Current pioneered the television industry's leading model of interactive viewer created content (VC2). Comprising roughly one-third of Current's on-air broadcast, this content is submitted via short-form, non-fiction video "pods". Viewer Created Ad Messages (VCAMs) are also open to viewer's participation.
Current's programming ranges from daily pop culture coverage to political satire in "SuperNews," unprecedented music journalism in "The Current Fix," and unique insights into global stories through Vanguard and Citizen Journalism.
Current is now viewed in the U.S. and U.K. in more than 51 million households through distribution partners Comcast (Channel 107 nationwide), Time Warner (nationwide), DirecTV (channel 366 nationwide), Dish Network (channel 196 nationwide), Sky (channel 193) and Virgin Media Cable (channel 155).
-current.com, May 27, 2008
Which brings us back to WYBE's new direction. Now, instead of dedicating large chunks of their television (and webcast) time to long-form programming (in a redefinition of long-form to mean "longer than 5 - 15 minutes"), WYBE is implementing a way to broadcast 5-minute-long videos created by the community, independent producers, other organizations, and WYBE itself. What sets it apart from Current is how WYBE is concentrating on its local Philadelpha audience and wrapping these "short-form bites" around other traditional public television programming (such as PBS shows and other distributed programs).
"The new model is risky for WYBE," but appealing to viewers raised on iPods and YouTube, [Sylvia] Strobel added. If it works, "I expect it will be adopted by public television stations across the country."
The early version of the new lineup - available at www.mindtv.org, a Web site for the station's nonprofit parent, Independence Public Media of Philadelphia Inc. - is a grab-bag of museum-exhibit tours and Christian rappers, tattooed performance artists, and a green-building primer by local corporate landlord Liberty Property Trust.

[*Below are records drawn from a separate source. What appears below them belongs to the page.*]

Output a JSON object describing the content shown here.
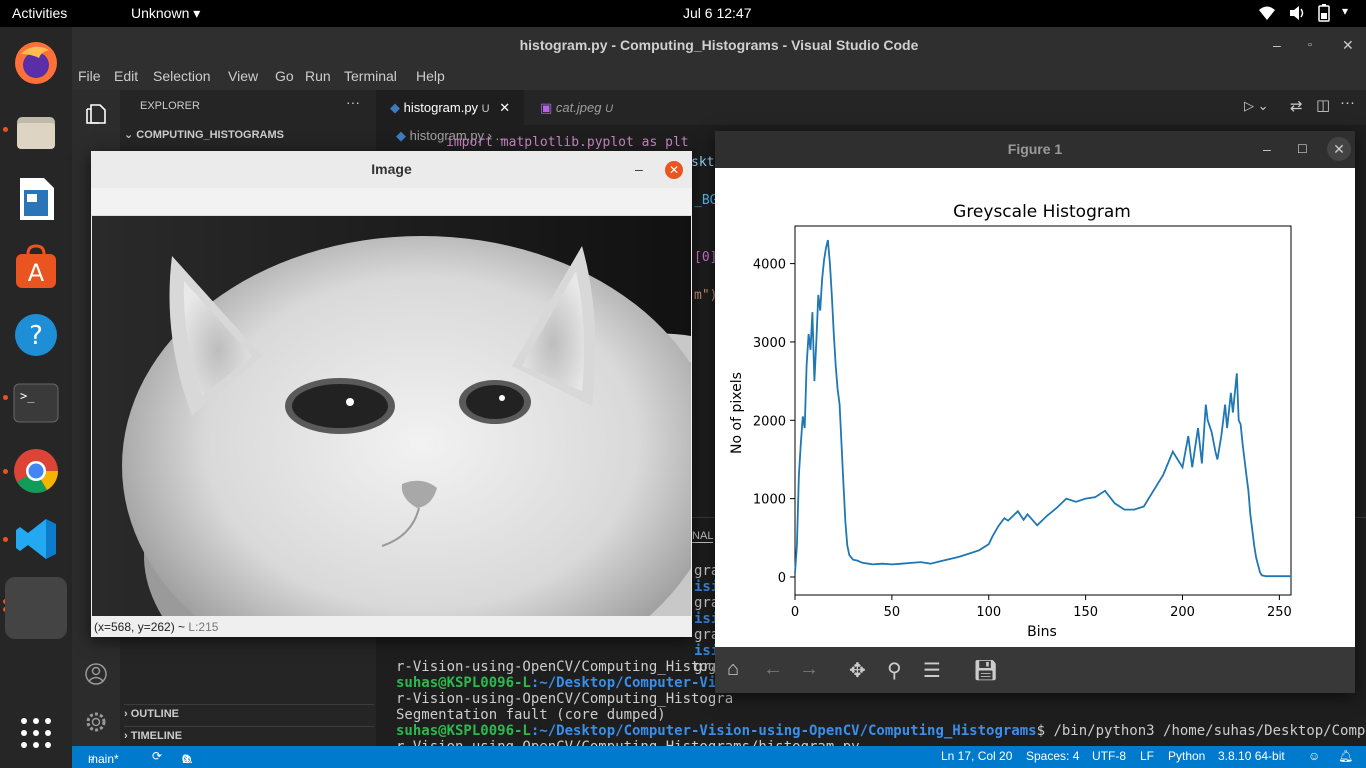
{
  "topbar": {
    "activities": "Activities",
    "app_menu": "Unknown",
    "clock": "Jul 6  12:47"
  },
  "vscode": {
    "title": "histogram.py - Computing_Histograms - Visual Studio Code",
    "menu": [
      "File",
      "Edit",
      "Selection",
      "View",
      "Go",
      "Run",
      "Terminal",
      "Help"
    ],
    "sidebar": {
      "header": "EXPLORER",
      "more": "···",
      "project": "COMPUTING_HISTOGRAMS",
      "outline": "OUTLINE",
      "timeline": "TIMELINE"
    },
    "tabs": [
      {
        "label": "histogram.py",
        "badge": "U"
      },
      {
        "label": "cat.jpeg",
        "badge": "U"
      }
    ],
    "breadcrumb": [
      "histogram.py",
      "..."
    ],
    "editor_fragments": {
      "line1": "import matplotlib.pyplot as plt",
      "frag1": "skt",
      "frag2": "_BG",
      "frag3": "[0]",
      "frag4": "m\")"
    },
    "panel": {
      "tab_fragment": "INAL",
      "left_fragments": [
        "gra",
        "isi",
        "gra",
        "isi",
        "gra",
        "isi",
        "gra"
      ],
      "lines": [
        {
          "text": "r-Vision-using-OpenCV/Computing_Histogra"
        },
        {
          "user": "suhas@KSPL0096-L",
          "path": ":~/Desktop/Computer-Visi",
          "rest": ""
        },
        {
          "text": "r-Vision-using-OpenCV/Computing_Histogra"
        },
        {
          "text": "Segmentation fault (core dumped)"
        },
        {
          "user": "suhas@KSPL0096-L",
          "path": ":~/Desktop/Computer-Vision-using-OpenCV/Computing_Histograms",
          "rest": "$ /bin/python3 /home/suhas/Desktop/Compute"
        },
        {
          "text": "r-Vision-using-OpenCV/Computing_Histograms/histogram.py"
        }
      ]
    },
    "statusbar": {
      "branch": "main*",
      "errors": "0",
      "warnings": "0",
      "position": "Ln 17, Col 20",
      "spaces": "Spaces: 4",
      "encoding": "UTF-8",
      "eol": "LF",
      "language": "Python",
      "interpreter": "3.8.10 64-bit"
    }
  },
  "image_window": {
    "title": "Image",
    "status": "(x=568, y=262) ~",
    "status_value": "L:215"
  },
  "figure_window": {
    "title": "Figure 1"
  },
  "chart_data": {
    "type": "line",
    "title": "Greyscale Histogram",
    "xlabel": "Bins",
    "ylabel": "No of pixels",
    "xlim": [
      0,
      256
    ],
    "ylim": [
      -230,
      4480
    ],
    "xticks": [
      0,
      50,
      100,
      150,
      200,
      250
    ],
    "yticks": [
      0,
      1000,
      2000,
      3000,
      4000
    ],
    "color": "#1f77b4",
    "series": [
      {
        "x": [
          0,
          1,
          2,
          3,
          4,
          5,
          6,
          7,
          8,
          9,
          10,
          11,
          12,
          13,
          14,
          15,
          16,
          17,
          18,
          19,
          20,
          21,
          22,
          23,
          24,
          25,
          26,
          27,
          28,
          29,
          30,
          32,
          35,
          38,
          40,
          45,
          50,
          55,
          60,
          65,
          70,
          75,
          80,
          85,
          90,
          95,
          100,
          102,
          105,
          108,
          110,
          115,
          118,
          120,
          125,
          130,
          135,
          140,
          145,
          150,
          155,
          160,
          165,
          170,
          175,
          180,
          185,
          190,
          195,
          200,
          203,
          205,
          208,
          210,
          212,
          213,
          215,
          217,
          218,
          220,
          222,
          223,
          225,
          226,
          228,
          229,
          230,
          231,
          232,
          233,
          234,
          235,
          236,
          237,
          238,
          239,
          240,
          241,
          242,
          243,
          245,
          247,
          250,
          252,
          256
        ],
        "values": [
          50,
          400,
          1300,
          1700,
          2050,
          1900,
          2700,
          3100,
          2900,
          3380,
          2500,
          3000,
          3600,
          3400,
          3800,
          4050,
          4200,
          4300,
          4000,
          3600,
          3100,
          2700,
          2400,
          2200,
          1700,
          1200,
          700,
          400,
          280,
          250,
          220,
          210,
          180,
          170,
          160,
          170,
          160,
          170,
          180,
          190,
          170,
          200,
          230,
          260,
          300,
          340,
          420,
          520,
          650,
          750,
          720,
          840,
          730,
          800,
          660,
          780,
          880,
          1000,
          960,
          1000,
          1020,
          1100,
          940,
          860,
          860,
          900,
          1100,
          1300,
          1600,
          1400,
          1800,
          1400,
          1900,
          1450,
          2200,
          2000,
          1850,
          1600,
          1500,
          1800,
          2200,
          1900,
          2350,
          2100,
          2600,
          2000,
          1950,
          1700,
          1500,
          1300,
          1100,
          800,
          600,
          400,
          250,
          150,
          60,
          20,
          15,
          10,
          10,
          10,
          10,
          10,
          10
        ]
      }
    ]
  }
}
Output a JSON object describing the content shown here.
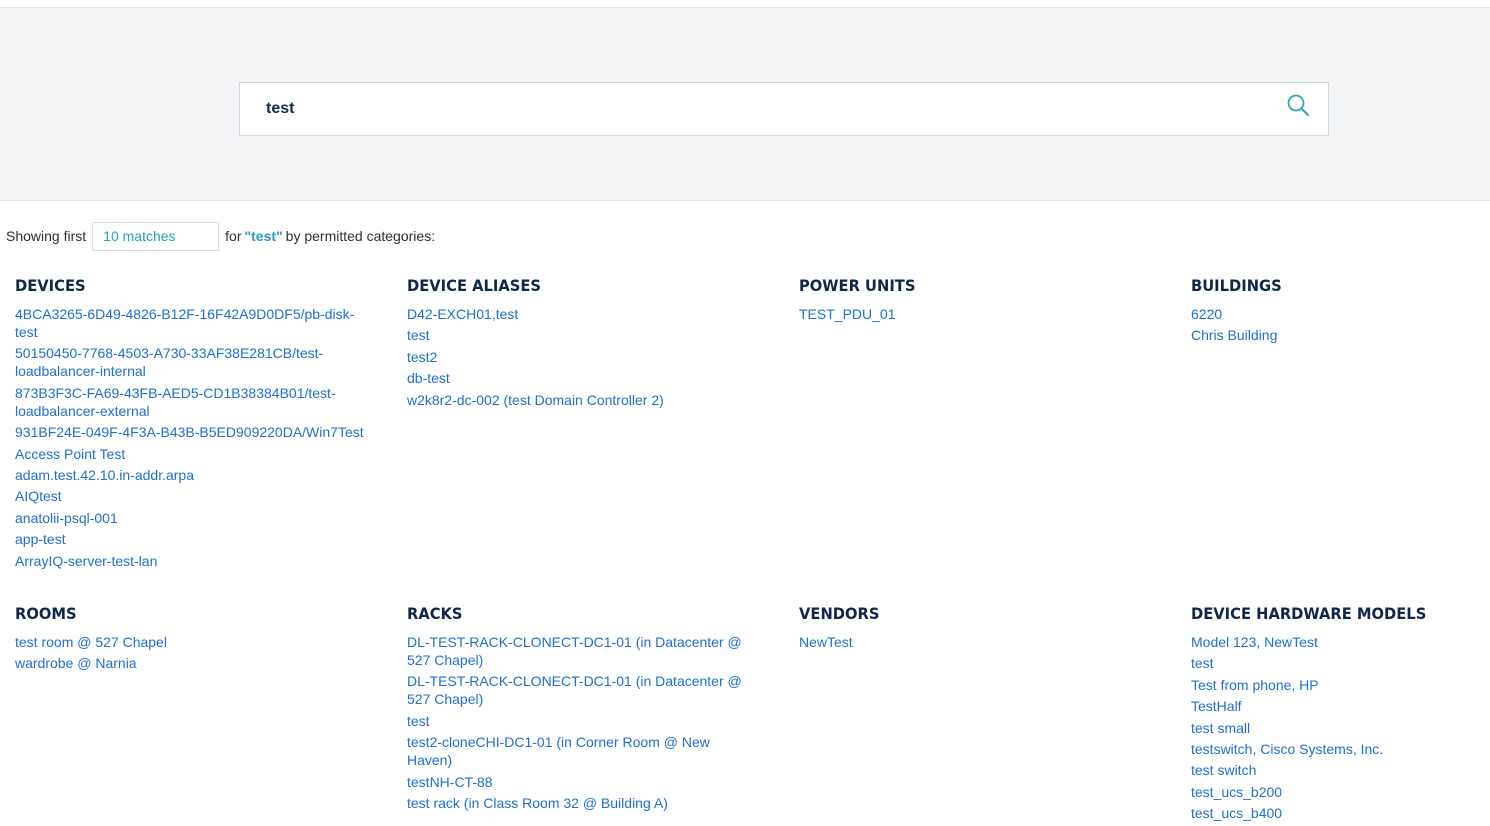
{
  "search": {
    "value": "test"
  },
  "summary": {
    "prefix": "Showing first",
    "count_selected": "10 matches",
    "for_label": "for",
    "query_display": "\"test\"",
    "suffix": "by permitted categories:"
  },
  "categories": [
    {
      "title": "DEVICES",
      "items": [
        "4BCA3265-6D49-4826-B12F-16F42A9D0DF5/pb-disk-test",
        "50150450-7768-4503-A730-33AF38E281CB/test-loadbalancer-internal",
        "873B3F3C-FA69-43FB-AED5-CD1B38384B01/test-loadbalancer-external",
        "931BF24E-049F-4F3A-B43B-B5ED909220DA/Win7Test",
        "Access Point Test",
        "adam.test.42.10.in-addr.arpa",
        "AIQtest",
        "anatolii-psql-001",
        "app-test",
        "ArrayIQ-server-test-lan"
      ]
    },
    {
      "title": "DEVICE ALIASES",
      "items": [
        "D42-EXCH01,test",
        "test",
        "test2",
        "db-test",
        "w2k8r2-dc-002 (test Domain Controller 2)"
      ]
    },
    {
      "title": "POWER UNITS",
      "items": [
        "TEST_PDU_01"
      ]
    },
    {
      "title": "BUILDINGS",
      "items": [
        "6220",
        "Chris Building"
      ]
    },
    {
      "title": "ROOMS",
      "items": [
        "test room @ 527 Chapel",
        "wardrobe @ Narnia"
      ]
    },
    {
      "title": "RACKS",
      "items": [
        "DL-TEST-RACK-CLONECT-DC1-01 (in Datacenter @ 527 Chapel)",
        "DL-TEST-RACK-CLONECT-DC1-01 (in Datacenter @ 527 Chapel)",
        "test",
        "test2-cloneCHI-DC1-01 (in Corner Room @ New Haven)",
        "testNH-CT-88",
        "test rack (in Class Room 32 @ Building A)"
      ]
    },
    {
      "title": "VENDORS",
      "items": [
        "NewTest"
      ]
    },
    {
      "title": "DEVICE HARDWARE MODELS",
      "items": [
        "Model 123, NewTest",
        "test",
        "Test from phone, HP",
        "TestHalf",
        "test small",
        "testswitch, Cisco Systems, Inc.",
        "test switch",
        "test_ucs_b200",
        "test_ucs_b400"
      ]
    }
  ]
}
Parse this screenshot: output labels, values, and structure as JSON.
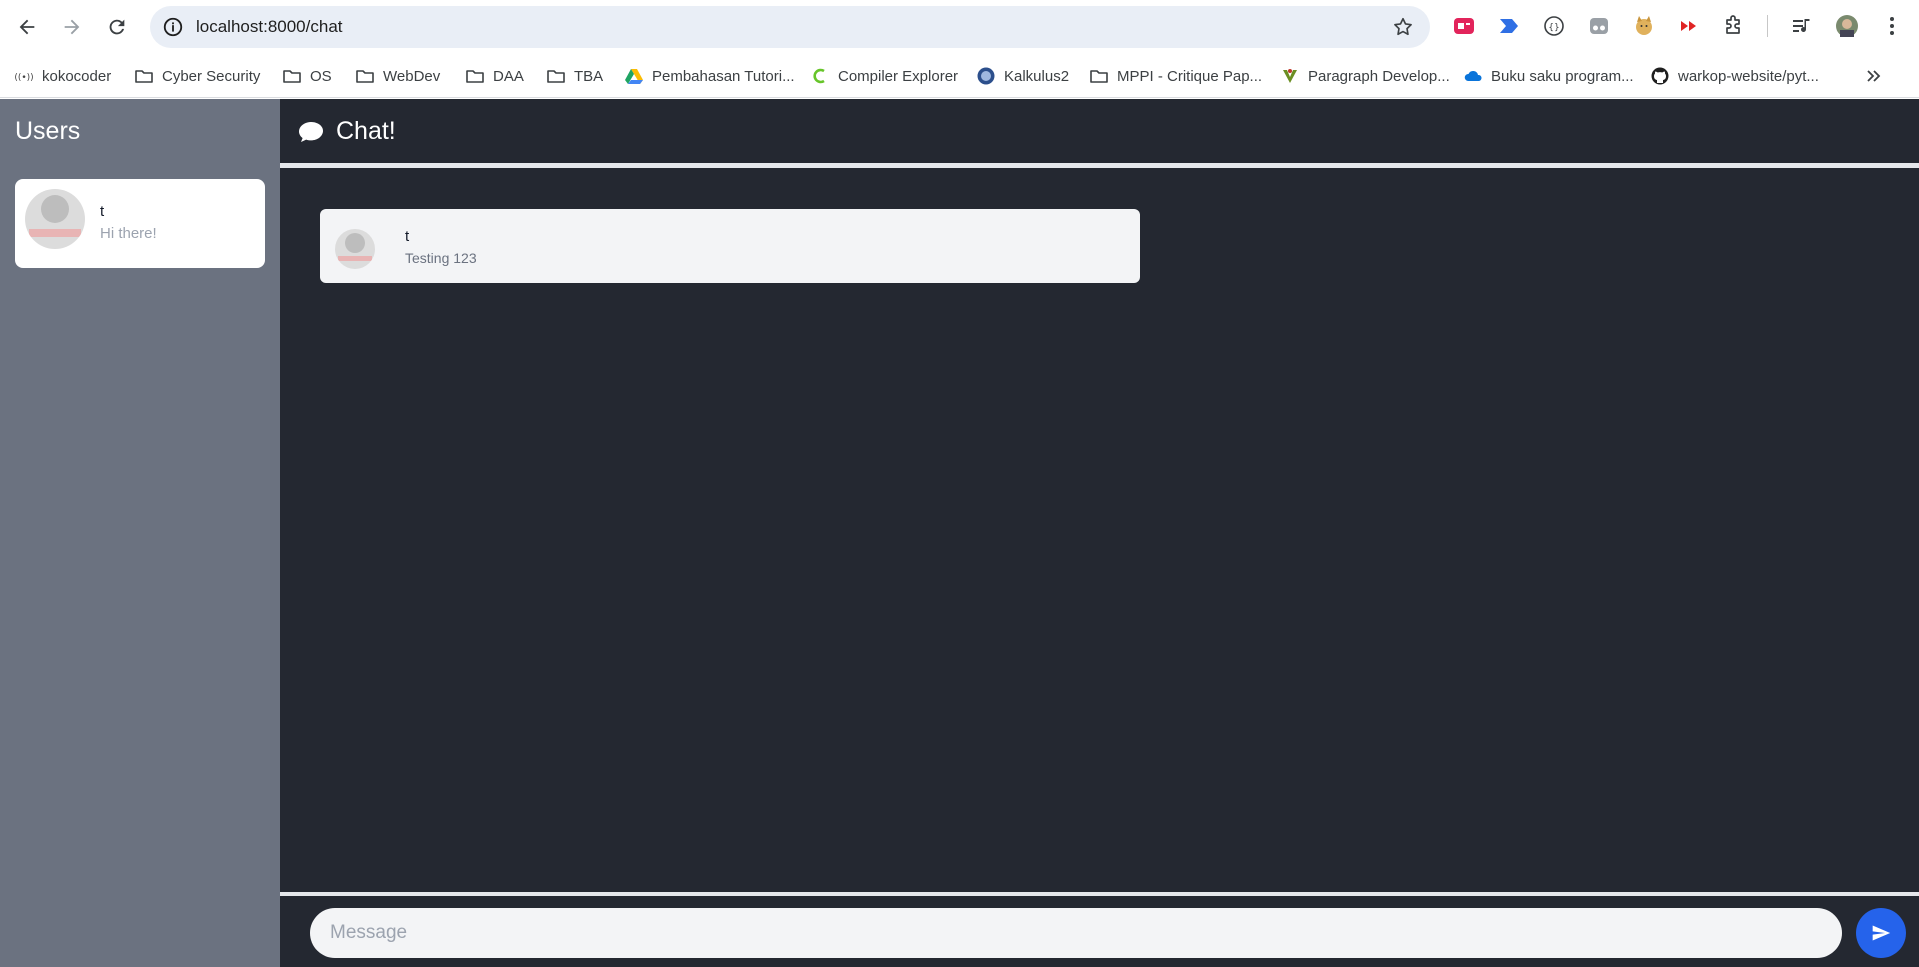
{
  "browser": {
    "url": "localhost:8000/chat",
    "bookmarks": [
      {
        "label": "kokocoder",
        "icon": "radio-icon"
      },
      {
        "label": "Cyber Security",
        "icon": "folder-icon"
      },
      {
        "label": "OS",
        "icon": "folder-icon"
      },
      {
        "label": "WebDev",
        "icon": "folder-icon"
      },
      {
        "label": "DAA",
        "icon": "folder-icon"
      },
      {
        "label": "TBA",
        "icon": "folder-icon"
      },
      {
        "label": "Pembahasan Tutori...",
        "icon": "google-drive-icon"
      },
      {
        "label": "Compiler Explorer",
        "icon": "compiler-explorer-icon"
      },
      {
        "label": "Kalkulus2",
        "icon": "university-seal-icon"
      },
      {
        "label": "MPPI - Critique Pap...",
        "icon": "folder-icon"
      },
      {
        "label": "Paragraph Develop...",
        "icon": "site-favicon-icon"
      },
      {
        "label": "Buku saku program...",
        "icon": "onedrive-icon"
      },
      {
        "label": "warkop-website/pyt...",
        "icon": "github-icon"
      }
    ]
  },
  "sidebar": {
    "title": "Users",
    "users": [
      {
        "name": "t",
        "last_message": "Hi there!"
      }
    ]
  },
  "chat": {
    "title": "Chat!",
    "messages": [
      {
        "sender": "t",
        "text": "Testing 123"
      }
    ],
    "composer": {
      "placeholder": "Message",
      "value": ""
    }
  },
  "colors": {
    "sidebar_bg": "#6b7280",
    "chat_bg": "#242831",
    "send_button": "#2563eb"
  }
}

These programs supplement, and will partly replace, WYBE's current broadcast lineup of PBS, foreign and locally produced programs, though some of the most popular - including BBC news reports and Korean soap operas - will continue. WYBE says its audience is too small to measure through Nielsen's and other rating services; it estimates the highest-rated shows draw a few thousand viewers.
Once the station has collected enough five-minute segments, Blumenthal says, a majority of WYBE's current programming, including local music and documentary and travel shows, will end or migrate into five-minute segments.
The station is aiming for a marriage of the often-frustrated community-TV ideal of locally produced original programming and the convenience and short-attention-span exuberance of free digital media-on-demand.
"We want people who are new to media-making to feel comfortable making a five-minute program to start out," said WYBE project manager Kimberly Kunda.
-Philly Now, April 28, 2008
Will this short-video focus lead to schedule (and attention) fragmentation, or will it make the variety of information easier to digest? Here's what Howard Blumenthal, CEO of Mind (short for "Media INDependence") TV, said on his blog:
About fifteen years ago, I started wondering why there was no Sesame Street for grown-ups: a safe place to learn, a television format filled with all sorts of ideas.
In the pre-YouTube, pre-Current TV era of 2005, Philadelphia’s independent public TV station, WYBE, was in search of a new business model. We began to research the potential of short-form programs, the wisdom of viewer-generated content, and the potential of combining television with the internet.
So what, exactly, are we doing? Locally and globally, we’re using television and media as a way to share ideas, to learn from one another, and to make the world a better place.
Time will tell how well WYBE fares with their revolutionary approach: focusing on the community by using content created by its consumers. The length of time to tell that story, however, may be a five-minute video -- with more viewers and more community impact than a traditional hour-long show.